Game of Thrones, A Knight of the Seven Kingdoms

V: That only amplifies my belief that Jaime will die this season. If Brienne goes with anyone, it shouldn’t be him; he has redeemed himself in abandoning his sister and joining the heroes, but he still isn’t righteous enough for someone like Brienne. I’d like to see her with Tormund, again assuming that she would be interested in being with anyone. Plus, if Jaime does survive the battle with the Walkers – and, eventually, with Cersei – then what? The Starks and countless others would still be unlikely to forgive him. He’d still be an incestuous murderer. I feel the same way about Theon; likewise, he’s a better person than he was before, but I still think someone whose mistakes include murder can never really be considered a hero. On another note, I’m intrigued by Bran’s willingness to serve as bait for the Night King. Could he actually be the old friend Bran referred to last week, as opposed to Jaime? After all, Jaime was an acquaintance of Bran Stark, not the Three-Eyed-Raven.
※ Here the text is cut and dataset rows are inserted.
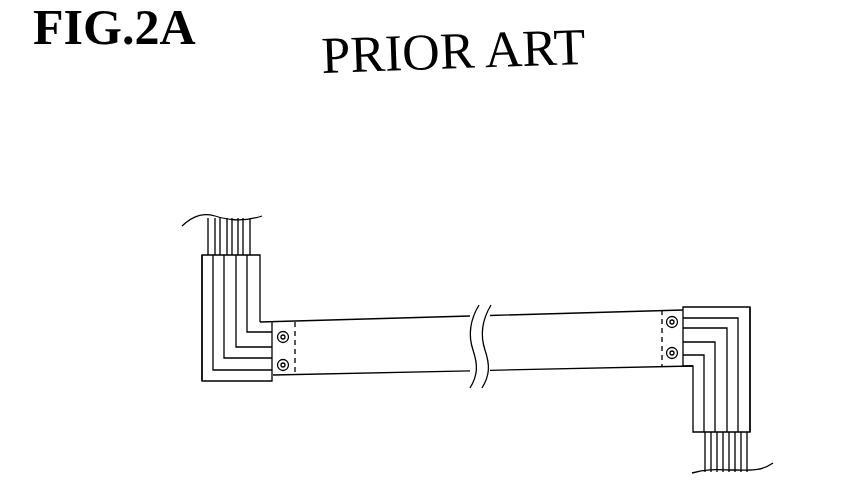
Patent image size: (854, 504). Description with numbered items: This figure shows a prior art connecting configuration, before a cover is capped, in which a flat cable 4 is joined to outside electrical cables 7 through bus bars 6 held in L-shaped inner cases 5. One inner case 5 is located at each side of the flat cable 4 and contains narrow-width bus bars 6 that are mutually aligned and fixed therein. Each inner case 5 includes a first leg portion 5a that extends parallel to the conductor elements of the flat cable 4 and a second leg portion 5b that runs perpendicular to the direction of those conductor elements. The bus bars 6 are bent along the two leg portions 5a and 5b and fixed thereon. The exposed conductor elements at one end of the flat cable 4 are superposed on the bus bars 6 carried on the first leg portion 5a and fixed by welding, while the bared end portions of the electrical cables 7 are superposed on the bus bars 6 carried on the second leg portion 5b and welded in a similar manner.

The flat cable 4 is at (390, 317).
The inner case 5 is at (202, 298).
The first leg portion 5a is at (268, 320).
The second leg portion 5b is at (205, 277).
The bus bars 6 is at (250, 290).
The outside electrical cables 7 is at (250, 228).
Again, this could be some overthinking, and it probably doesn’t matter anyway.

A: It’s possible. I wonder if Bran has seen the future and knows he needs to sacrifice himself to the Night King to stop him. It could just be nobility, but they made such a big deal about how dangerous it is and how they all want to protect him that it feels like a setup for something. Bran laying down his life would be a nice callback to Hodor, who spent his life waiting to die for Bran; this would be his way of earning it. It would also make up for him being so weird and creepy.
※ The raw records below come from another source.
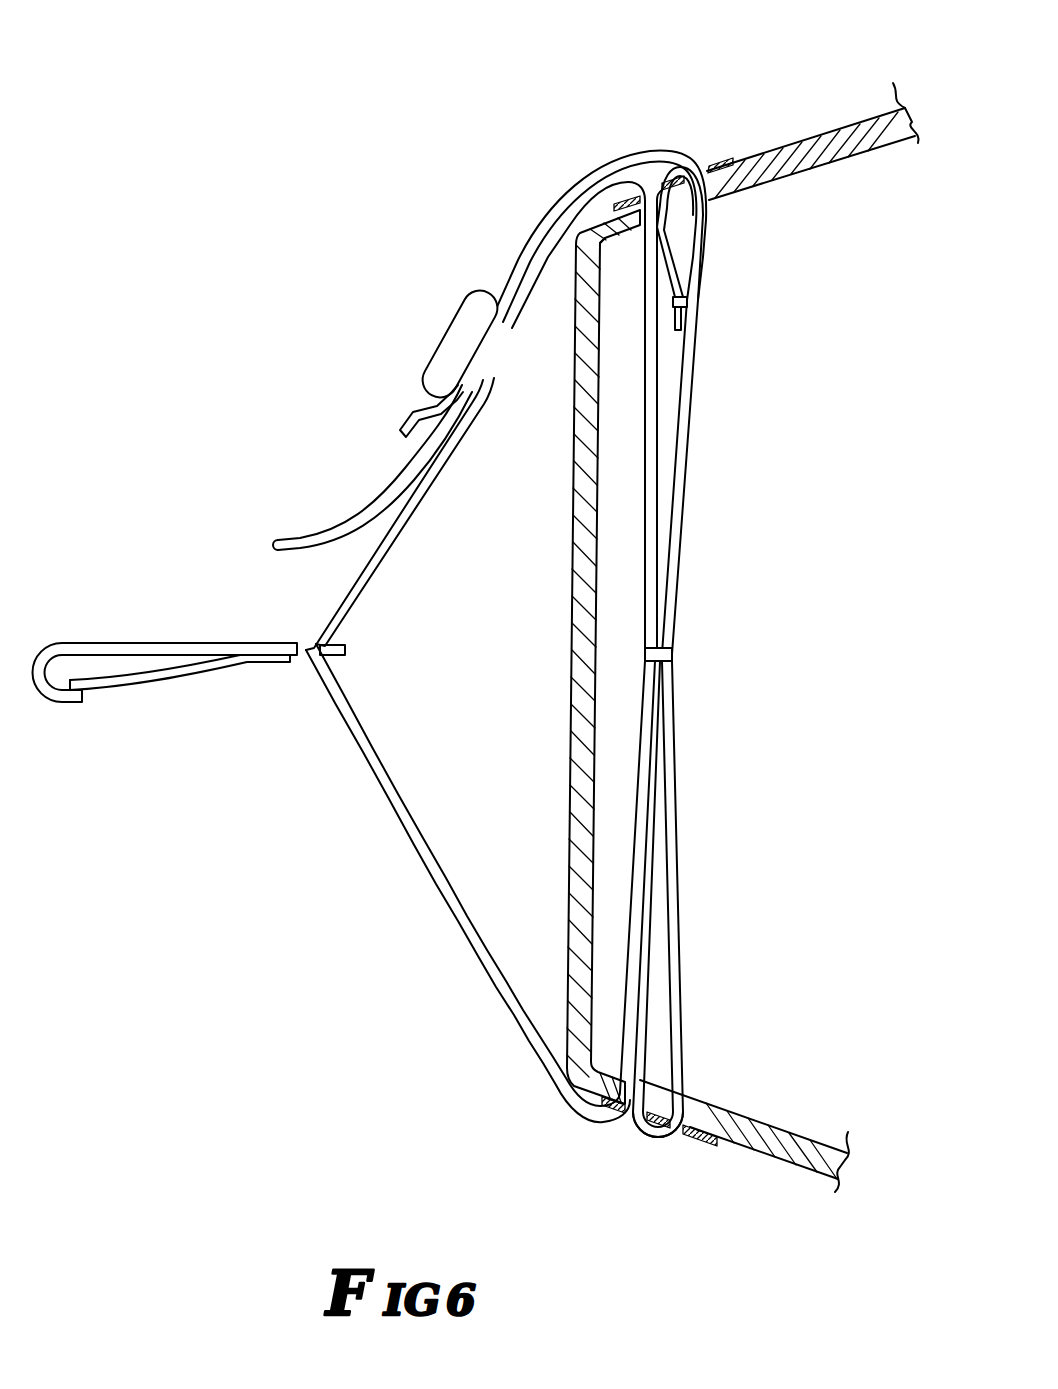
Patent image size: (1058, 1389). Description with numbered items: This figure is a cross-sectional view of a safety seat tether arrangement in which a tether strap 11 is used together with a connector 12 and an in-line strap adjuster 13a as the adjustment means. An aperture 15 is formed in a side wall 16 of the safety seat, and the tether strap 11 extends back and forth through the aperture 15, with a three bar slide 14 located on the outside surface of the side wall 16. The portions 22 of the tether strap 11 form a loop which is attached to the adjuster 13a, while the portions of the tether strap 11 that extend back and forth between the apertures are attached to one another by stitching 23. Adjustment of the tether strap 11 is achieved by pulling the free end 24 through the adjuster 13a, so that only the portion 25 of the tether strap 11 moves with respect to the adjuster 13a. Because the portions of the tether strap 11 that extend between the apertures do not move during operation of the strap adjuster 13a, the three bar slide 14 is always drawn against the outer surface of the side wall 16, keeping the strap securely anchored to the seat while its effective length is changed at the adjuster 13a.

The tether strap 11 is at (380, 806).
The connector 12 is at (117, 643).
The in-line strap adjuster 13a is at (458, 325).
The three bar slide 14 is at (714, 158).
The aperture 15 is at (722, 218).
The side wall 16 is at (781, 160).
The portions of the tether strap 22 is at (552, 232).
The stitching 23 is at (673, 652).
The free end 24 is at (315, 535).
The portion of the tether strap 25 is at (407, 527).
V: I wouldn’t miss him as a character, although some of his line delivery is amazing, as we mentioned earlier. The bit with Hodor made me so mad; why should his whole life be ruined and ultimately given in service of something he can’t possibly begin to understand?

A: It was sad and unfair, and I think having Bran similarly sacrifice himself would go a long way toward making up for it. I believe someone unexpected is going to die next week in addition to some of the ones everyone is calling, like Theon. Bran could fit the bill. Another thing “A Knight of the Seven Kingdoms” had going for it was comedy; with doom and gloom marching into Winterfell, most of the characters seemed in good humor, and there were some great laughs. Which were your favorites?

V: Tormund’s facial expressions kill me every time, especially when he’s talking to or about Brienne. I guess it’s debatable whether this was a very funny scene, but I love it when he looks around and asks, “Is the Big Woman still here?” Likewise, some of the banter between Jon, Sam, and their friend from the Wall had me in stitches. In the scene we mentioned with Daenerys and Sansa, it was pretty funny when they chuckle about Jon’s height.

Game of Thrones, A Knight of the Seven Kingdoms

A: That was really funny. I think I laughed hardest when Brienne allows Podrick half a glass of wine and Tyrion overflows his cup. I’m jumping around a bit, but another thing that struck me about “A Knight of the Seven Kingdoms” was Grey Worm asking Messandei to be with him when the war for the throne is finally done. It’s a sweet moment, but it makes me wonder if one of them is not going to make it out of this alive.

V: I would expect it to be Grey Worm who dies. That would be sad, but I’m not quite as invested in them as I am other characters, some of whom are also likely to die.

A: Next week is gonna be a nail-biter.

Game of Thrones - "A Knight of the Seven Kingdoms"

Plot - 9
Acting - 10
Progression - 9
Production Design - 8.5
Intrigue - 8.5



"A Knight of the Seven Kingdoms" shows the Game of Thrones heroes prepare for what may well be their last battle. It's funny and leisurely, with a sense of doom hanging over everyone.